For sports fans, it feels as though there’s a defining moment around the corner. First of all, this has never happened before. No one from the sports world has ever gone after internet detractors in the manner with which Burke is proceeding. He’s not ignoring it. He’s not letting it roll of his back. He’s attacking the people who have attacked him, even if those attacks are varied in vitriol from less than powerful sources.
The defendants in the civil case do represent a sadly common element of sports fans who depend on technology for information and expression without the necessary filter between these two uses. With technological advances giving us increased access to sports news, our vicarious relationship to sports has extended to areas beyond the actual team playing games and into the front office. This allows us to make a figure like Brian Burke the face of a franchise. We’re increasingly aware of what he does and how he does it, making his successful trades our successful trades, and his failing free agent signings our failing free agent signings.
As long as this is contained to sports we’re typically comfortable. Fans are just as likely to criticize the best player on their favorite team, as they are the general manager of their team. Just as technological advances have allowed us to expand our relationship to sports, it’s also allowed us expand the platform from which we can offer our opinions on sports.

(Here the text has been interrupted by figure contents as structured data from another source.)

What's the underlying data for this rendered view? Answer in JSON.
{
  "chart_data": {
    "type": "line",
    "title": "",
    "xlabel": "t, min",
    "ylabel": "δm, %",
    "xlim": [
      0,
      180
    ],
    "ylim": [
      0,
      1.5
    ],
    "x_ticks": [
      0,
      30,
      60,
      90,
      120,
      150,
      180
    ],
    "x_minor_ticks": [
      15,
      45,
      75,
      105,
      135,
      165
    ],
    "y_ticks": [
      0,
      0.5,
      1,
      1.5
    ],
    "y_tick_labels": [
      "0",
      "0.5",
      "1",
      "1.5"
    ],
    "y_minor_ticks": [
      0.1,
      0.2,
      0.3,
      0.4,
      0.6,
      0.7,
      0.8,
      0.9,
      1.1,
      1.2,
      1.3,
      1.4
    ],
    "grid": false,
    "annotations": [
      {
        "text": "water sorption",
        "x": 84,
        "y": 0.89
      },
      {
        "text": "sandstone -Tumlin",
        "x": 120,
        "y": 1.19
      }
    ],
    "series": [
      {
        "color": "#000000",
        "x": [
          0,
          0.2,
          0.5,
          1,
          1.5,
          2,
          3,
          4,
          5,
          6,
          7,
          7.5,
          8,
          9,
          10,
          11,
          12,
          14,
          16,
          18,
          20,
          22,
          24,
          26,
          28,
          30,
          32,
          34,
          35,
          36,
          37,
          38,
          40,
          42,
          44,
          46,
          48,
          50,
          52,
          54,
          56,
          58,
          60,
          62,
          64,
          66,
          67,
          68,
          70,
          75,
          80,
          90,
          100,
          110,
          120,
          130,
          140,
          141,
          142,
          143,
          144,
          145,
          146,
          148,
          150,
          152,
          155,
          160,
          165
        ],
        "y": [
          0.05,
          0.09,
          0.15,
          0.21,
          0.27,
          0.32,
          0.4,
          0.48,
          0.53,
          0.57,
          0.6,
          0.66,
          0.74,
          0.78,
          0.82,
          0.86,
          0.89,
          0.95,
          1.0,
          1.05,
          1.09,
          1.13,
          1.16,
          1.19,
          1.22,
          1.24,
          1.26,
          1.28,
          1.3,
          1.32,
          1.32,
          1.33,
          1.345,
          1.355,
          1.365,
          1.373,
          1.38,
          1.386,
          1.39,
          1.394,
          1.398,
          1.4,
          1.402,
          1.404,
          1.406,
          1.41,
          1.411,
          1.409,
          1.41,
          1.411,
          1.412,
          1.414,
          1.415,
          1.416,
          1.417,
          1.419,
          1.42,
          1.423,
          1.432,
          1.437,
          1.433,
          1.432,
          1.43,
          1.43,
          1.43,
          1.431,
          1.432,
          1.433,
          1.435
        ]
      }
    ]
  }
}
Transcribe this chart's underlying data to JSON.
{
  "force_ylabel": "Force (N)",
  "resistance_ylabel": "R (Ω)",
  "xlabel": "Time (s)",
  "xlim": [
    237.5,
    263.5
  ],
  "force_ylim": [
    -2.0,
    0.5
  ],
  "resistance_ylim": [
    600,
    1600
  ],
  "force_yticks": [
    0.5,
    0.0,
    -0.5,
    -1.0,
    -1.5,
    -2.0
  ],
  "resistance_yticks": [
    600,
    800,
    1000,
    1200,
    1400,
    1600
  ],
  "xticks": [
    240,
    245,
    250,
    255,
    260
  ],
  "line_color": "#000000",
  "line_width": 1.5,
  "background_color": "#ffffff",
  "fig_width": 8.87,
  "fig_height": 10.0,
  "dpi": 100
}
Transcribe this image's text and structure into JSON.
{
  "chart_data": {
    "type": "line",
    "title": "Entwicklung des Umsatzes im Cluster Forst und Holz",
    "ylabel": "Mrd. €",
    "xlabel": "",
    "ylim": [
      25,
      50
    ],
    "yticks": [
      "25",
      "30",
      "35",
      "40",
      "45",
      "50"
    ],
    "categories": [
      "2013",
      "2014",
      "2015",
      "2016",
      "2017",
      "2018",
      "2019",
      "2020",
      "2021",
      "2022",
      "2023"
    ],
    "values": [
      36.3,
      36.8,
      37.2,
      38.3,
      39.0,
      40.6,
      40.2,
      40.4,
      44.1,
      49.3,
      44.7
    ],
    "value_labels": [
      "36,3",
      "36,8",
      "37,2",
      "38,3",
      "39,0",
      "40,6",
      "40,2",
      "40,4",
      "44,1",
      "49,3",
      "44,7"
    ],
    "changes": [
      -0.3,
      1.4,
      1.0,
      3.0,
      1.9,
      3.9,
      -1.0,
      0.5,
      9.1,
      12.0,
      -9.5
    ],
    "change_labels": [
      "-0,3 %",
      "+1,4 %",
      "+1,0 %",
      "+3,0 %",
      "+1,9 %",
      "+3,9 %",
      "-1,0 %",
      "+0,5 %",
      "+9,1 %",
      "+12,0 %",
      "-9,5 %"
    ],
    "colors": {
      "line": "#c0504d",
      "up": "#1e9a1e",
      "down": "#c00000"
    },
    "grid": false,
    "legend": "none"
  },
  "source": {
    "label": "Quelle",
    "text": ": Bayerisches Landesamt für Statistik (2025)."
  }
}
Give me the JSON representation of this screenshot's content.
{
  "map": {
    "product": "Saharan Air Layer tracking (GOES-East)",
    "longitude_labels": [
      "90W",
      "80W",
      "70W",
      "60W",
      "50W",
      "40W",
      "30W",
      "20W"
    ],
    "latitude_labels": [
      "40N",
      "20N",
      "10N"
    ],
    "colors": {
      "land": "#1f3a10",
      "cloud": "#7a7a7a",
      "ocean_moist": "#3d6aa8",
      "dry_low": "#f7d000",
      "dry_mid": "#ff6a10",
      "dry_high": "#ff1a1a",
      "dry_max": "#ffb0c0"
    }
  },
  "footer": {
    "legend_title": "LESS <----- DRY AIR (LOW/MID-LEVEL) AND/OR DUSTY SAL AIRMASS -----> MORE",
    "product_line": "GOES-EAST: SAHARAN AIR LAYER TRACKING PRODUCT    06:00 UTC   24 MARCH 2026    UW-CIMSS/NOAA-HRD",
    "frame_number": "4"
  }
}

Again, as long as we remain in the realm of sports with all of this, it’s fine. If you want to write a blog entry or a message board post degrading a player, manager or front office, it’s all well and good. As long as you refrain from personal attacks, it’s typically a good thing for the sport and the team – no matter how harsh your take.
Unfortunately, we all have access to both information and platforms. The access is indiscriminate to our abilities to comprehend what is fair game and what is personal. It’s all possible. And this is what happened with the line-crossers in this case who decided it was all right to share untruthful information online. Reading through an interview with one of the accused, it’s not difficult to conclude that what’s lacking in maliciousness as a motivating factor is more than made up for in simply not understanding the impact of one’s words.
There’s a basic lack of comprehension for the power of the source that’s being used to express their opinions. The irony is found in their use of that very same source to inform the opinions that they express. Burke is pursuing the teaching of one of the harshest lessons ever taught, and it’s likely for the best that many of us are able to audit this course from afar rather than be a direct student.